I was just reading some of John R. Searle’s remarks on the nature of consciousness in his book, “Mind.” The relevant part for my post is on pp. 116-120 where he says consciousness is a higher level biological process, like digestion, or the secretion of bile from the gall bladder. Of course, digestion and secretion are indeed higher-level processes which are decomposable into more micro-level activities, and on that smaller scale, digestion and secretion are not apparent, just as the overall form of a chair is not evident when examining a speck of wood with a scanning electron microscope. He goes on to suppose we would find a similar situation with brain-thingies, that while consciousness can be observed on an organismic level, at the detailed level of neuronal firings, there’s no sign of consciousness to be seen.

Without attacking this position of his directly, I was thinking about other kinds of processes and their higher-level abstractions.

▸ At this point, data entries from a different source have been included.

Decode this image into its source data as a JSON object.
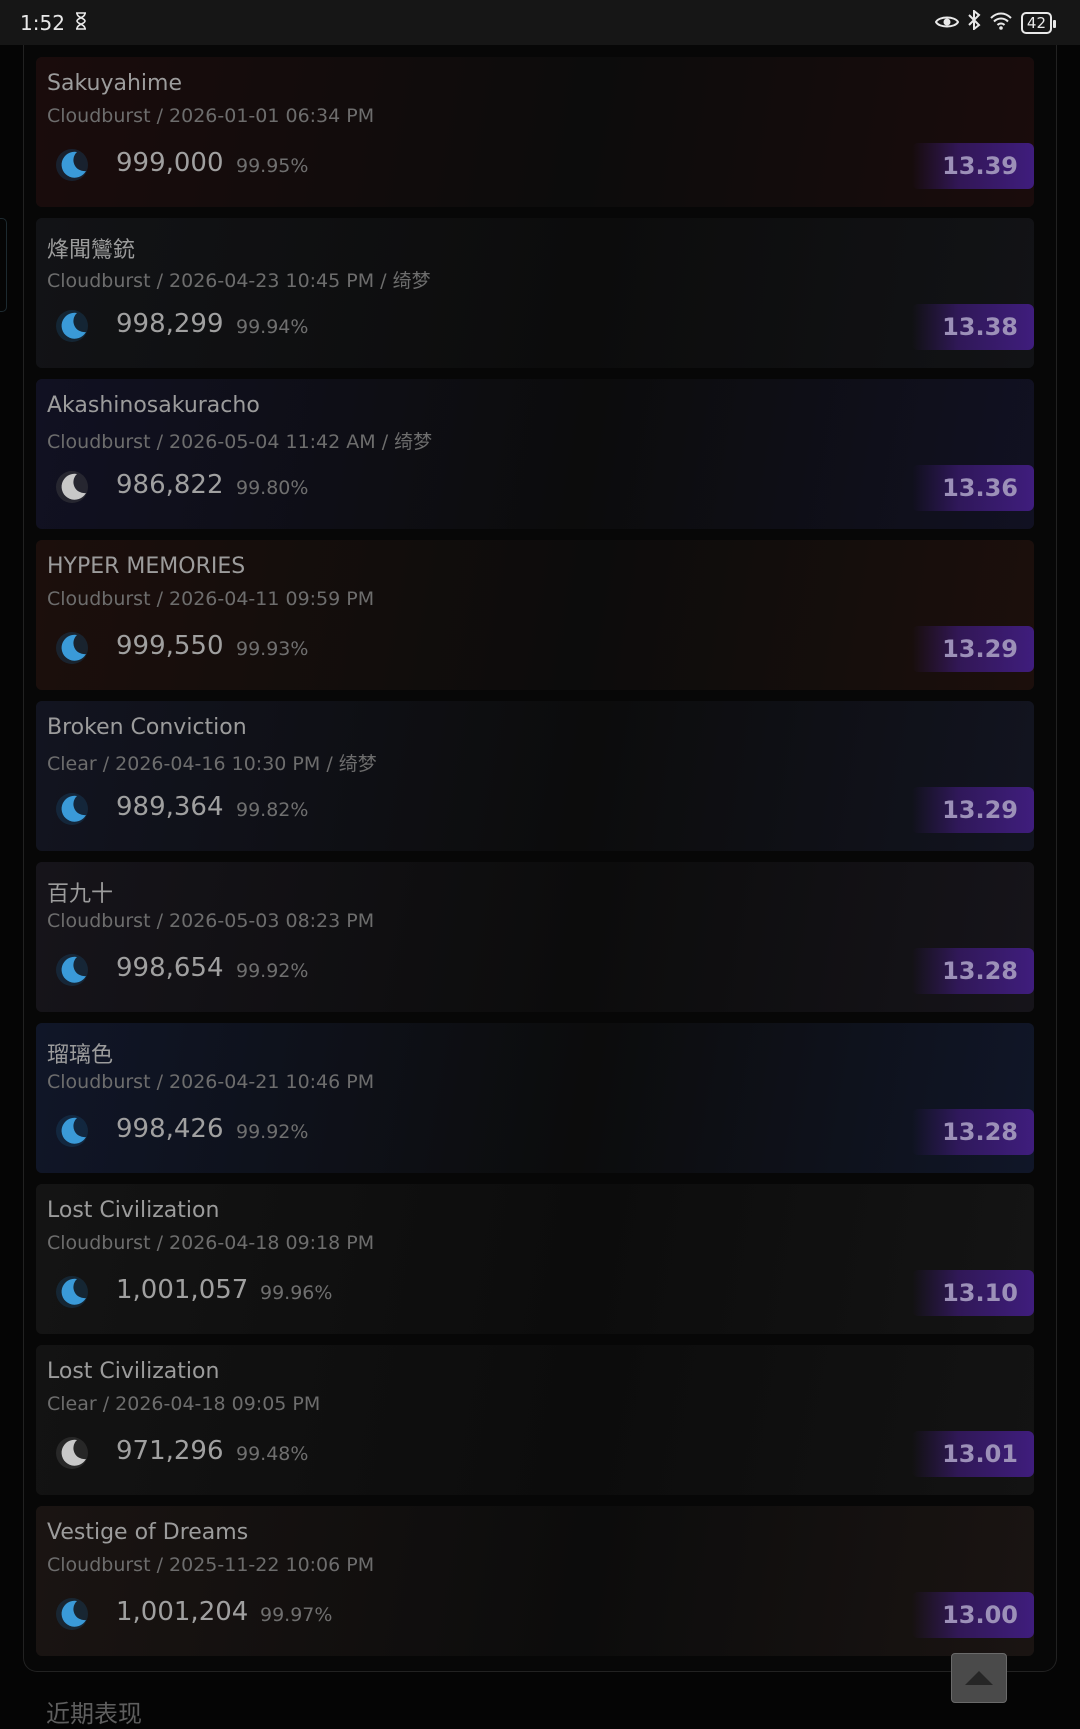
{
  "status_bar": {
    "time": "1:52",
    "battery": "42"
  },
  "records": [
    {
      "title": "Sakuyahime",
      "meta": "Cloudburst / 2026-01-01 06:34 PM",
      "score": "999,000",
      "accuracy": "99.95%",
      "rating": "13.39",
      "icon": "moon-icon-blue",
      "bg": "#1a0c0c"
    },
    {
      "title": "烽聞鸞銃",
      "meta": "Cloudburst / 2026-04-23 10:45 PM / 绮梦",
      "score": "998,299",
      "accuracy": "99.94%",
      "rating": "13.38",
      "icon": "moon-icon-blue",
      "bg": "#121316"
    },
    {
      "title": "Akashinosakuracho",
      "meta": "Cloudburst / 2026-05-04 11:42 AM / 绮梦",
      "score": "986,822",
      "accuracy": "99.80%",
      "rating": "13.36",
      "icon": "moon-icon-white",
      "bg": "#111122"
    },
    {
      "title": "HYPER MEMORIES",
      "meta": "Cloudburst / 2026-04-11 09:59 PM",
      "score": "999,550",
      "accuracy": "99.93%",
      "rating": "13.29",
      "icon": "moon-icon-blue",
      "bg": "#1c0f0c"
    },
    {
      "title": "Broken Conviction",
      "meta": "Clear / 2026-04-16 10:30 PM / 绮梦",
      "score": "989,364",
      "accuracy": "99.82%",
      "rating": "13.29",
      "icon": "moon-icon-blue",
      "bg": "#121420"
    },
    {
      "title": "百九十",
      "meta": "Cloudburst / 2026-05-03 08:23 PM",
      "score": "998,654",
      "accuracy": "99.92%",
      "rating": "13.28",
      "icon": "moon-icon-blue",
      "bg": "#16141a"
    },
    {
      "title": "瑠璃色",
      "meta": "Cloudburst / 2026-04-21 10:46 PM",
      "score": "998,426",
      "accuracy": "99.92%",
      "rating": "13.28",
      "icon": "moon-icon-blue",
      "bg": "#101628"
    },
    {
      "title": "Lost Civilization",
      "meta": "Cloudburst / 2026-04-18 09:18 PM",
      "score": "1,001,057",
      "accuracy": "99.96%",
      "rating": "13.10",
      "icon": "moon-icon-blue",
      "bg": "#141414"
    },
    {
      "title": "Lost Civilization",
      "meta": "Clear / 2026-04-18 09:05 PM",
      "score": "971,296",
      "accuracy": "99.48%",
      "rating": "13.01",
      "icon": "moon-icon-white",
      "bg": "#131313"
    },
    {
      "title": "Vestige of Dreams",
      "meta": "Cloudburst / 2025-11-22 10:06 PM",
      "score": "1,001,204",
      "accuracy": "99.97%",
      "rating": "13.00",
      "icon": "moon-icon-blue",
      "bg": "#1a1412"
    }
  ],
  "section_title": "近期表现"
}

Would it be fair, for example, to ask how the electronics of a calculator gives rise to arithmetic? Admittedly you can punch in numbers and hit operator keys, and use the device to solve arithmetic problems, but I dare say, monkeys pressing keys randomly would mostly not get sums out of it. In fact, “arithmetic” as such does not arise from the calculator’s electronics or parts, not at all, even though they are the substrate for its operation.

A more poignant example: can you ask how life emerges from the biological processes of cells? Maybe not, because viruses are usually considered a life form rather than a toxin, and yet viruses are mostly devoid of biological or cytological processes. Even with cells, though, it’s a common claim in the biological sciences that the study of biology has dispelled the old myth of “elan vital,” the life force. There is no such thing in cells. There are only chemical processes. So we have problems trying to define “life” in the modern scientific world; on close examination, nothing that is life as such can be found, so we have to make up criteria, like respiration, ingestion, reproduction, etc., in order to try to identify it.

Or try one more silly little example: does the succession of still images on a movie film give rise to motion? Is motion actually a process of still images played rapidly?

These are just thinking points, right now, but we can see that supposing consciousness must be a biological process is a chancy proposition, rather like supposing motion is a composite of still frames, or arithmetic is a higher-level view of electronics.